The characterization of the data going into a cloud application is important. This is the data it will use to execute its function. So, the format and type of data fields are important to know, both for the data entry process and as knowledge of what to expect for the output. The completeness of the data entry is important. A process ensuring that the data is complete and correct during input is vital to the success of the remote application.
The data coming out of the application needs to be characterized as well. There may be differences in date formats, number formats, string output formats, etc. Those differences need to be known so that appropriate measures can be taken to use the data correctly during reporting.
While the different characteristics of data going into and coming out of a cloud application are important to know, the actual definition of the data fields is important as well. If there’s confusion or disagreement about the data going into an application, then there almost certainly will be disagreement with any report-based conclusions. The data fields used for input to the cloud application must be defined.
An example such definition can be made regarding a budgeting application. What initial budget number or numbers should be loaded? There’s the original budget, the adjusted budget, and the adopted budget. If all parties understand which budget is being loaded, then the results can be clearly discussed and there is less chance of misinterpreting the data. Such definitions are the responsibility of the data owner and should be part of the data governance term definitions.
Frequency of Update
The data update frequency is a value that also needs to be known. This is how often the data changes or is updated. If a department is relying on cloud data for reporting, it needs to know when that data was or will be updated. If it knows the data is updated weekly, then that department can plan its reports accordingly – ensuring those reports contain the most up-to-date information.

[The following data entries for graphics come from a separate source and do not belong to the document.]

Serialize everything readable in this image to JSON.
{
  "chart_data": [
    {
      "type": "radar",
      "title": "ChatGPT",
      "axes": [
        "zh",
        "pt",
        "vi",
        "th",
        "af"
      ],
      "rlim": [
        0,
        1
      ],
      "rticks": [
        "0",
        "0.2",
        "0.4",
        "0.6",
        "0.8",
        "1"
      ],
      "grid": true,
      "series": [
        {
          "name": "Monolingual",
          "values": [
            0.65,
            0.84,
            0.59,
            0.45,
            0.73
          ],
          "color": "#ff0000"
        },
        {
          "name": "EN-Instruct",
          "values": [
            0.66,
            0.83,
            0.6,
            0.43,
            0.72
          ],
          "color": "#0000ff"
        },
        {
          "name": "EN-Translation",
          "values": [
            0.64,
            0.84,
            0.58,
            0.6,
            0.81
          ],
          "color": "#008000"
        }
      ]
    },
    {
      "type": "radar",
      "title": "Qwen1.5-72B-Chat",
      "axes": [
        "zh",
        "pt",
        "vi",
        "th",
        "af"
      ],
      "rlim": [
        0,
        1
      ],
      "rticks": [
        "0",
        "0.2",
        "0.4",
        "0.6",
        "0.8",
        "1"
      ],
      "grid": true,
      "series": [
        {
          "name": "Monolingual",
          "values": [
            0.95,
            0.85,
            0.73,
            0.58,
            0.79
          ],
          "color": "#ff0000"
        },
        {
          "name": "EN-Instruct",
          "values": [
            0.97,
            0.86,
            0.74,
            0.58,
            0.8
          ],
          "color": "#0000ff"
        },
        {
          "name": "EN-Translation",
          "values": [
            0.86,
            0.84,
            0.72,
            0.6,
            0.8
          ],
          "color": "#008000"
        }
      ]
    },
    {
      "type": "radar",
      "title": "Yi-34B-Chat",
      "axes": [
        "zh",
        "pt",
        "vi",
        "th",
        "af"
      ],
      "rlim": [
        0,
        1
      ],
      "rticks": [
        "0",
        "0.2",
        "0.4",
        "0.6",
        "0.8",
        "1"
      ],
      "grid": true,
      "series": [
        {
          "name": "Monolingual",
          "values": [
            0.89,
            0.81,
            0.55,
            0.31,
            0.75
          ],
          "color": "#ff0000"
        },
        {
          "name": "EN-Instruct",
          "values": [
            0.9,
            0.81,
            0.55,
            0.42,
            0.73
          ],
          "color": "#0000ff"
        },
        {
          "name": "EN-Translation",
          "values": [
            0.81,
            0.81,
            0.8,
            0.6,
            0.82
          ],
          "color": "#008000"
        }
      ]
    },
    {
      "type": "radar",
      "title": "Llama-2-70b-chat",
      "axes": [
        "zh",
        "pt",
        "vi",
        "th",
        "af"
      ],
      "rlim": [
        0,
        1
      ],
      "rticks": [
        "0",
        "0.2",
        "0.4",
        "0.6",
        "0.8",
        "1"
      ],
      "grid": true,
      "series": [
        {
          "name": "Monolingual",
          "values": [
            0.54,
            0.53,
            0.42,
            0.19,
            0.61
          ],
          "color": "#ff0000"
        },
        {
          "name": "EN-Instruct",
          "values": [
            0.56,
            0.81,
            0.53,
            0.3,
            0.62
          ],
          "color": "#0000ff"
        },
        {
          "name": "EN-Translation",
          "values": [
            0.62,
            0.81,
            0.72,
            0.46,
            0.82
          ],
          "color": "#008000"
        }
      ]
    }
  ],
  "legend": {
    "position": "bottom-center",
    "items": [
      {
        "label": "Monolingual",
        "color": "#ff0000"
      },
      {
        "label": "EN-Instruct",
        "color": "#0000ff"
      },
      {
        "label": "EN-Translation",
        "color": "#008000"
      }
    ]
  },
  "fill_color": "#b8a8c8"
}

In the Cloud, but Not Floating in Isolation
One last element to consider when working with cloud data is its linkage to other data used for reporting. Though it’s “in the cloud,” it isn’t isolated from the other applications (cloud or on-premise) that are also used to gather reporting data. That’s another reason why characterization, definition, and frequency of updates are important.
You may need to combine student data from two different applications. Not only do these applications need to have a uniquely identifying value, such as student ID, to tie them together, but any matching or related data must be up to date and based off the same data characterizations and definitions.
Using cloud-based data is the future for many institutions, if it isn’t already here. Even though the data source now resides in the cloud, its data should not be treated any differently than that of an on-premise source. That means your cloud data must still be characterized, defined, and the frequency of its updates noted. Doing so will lead to more accurate, consistent, and trusted reports.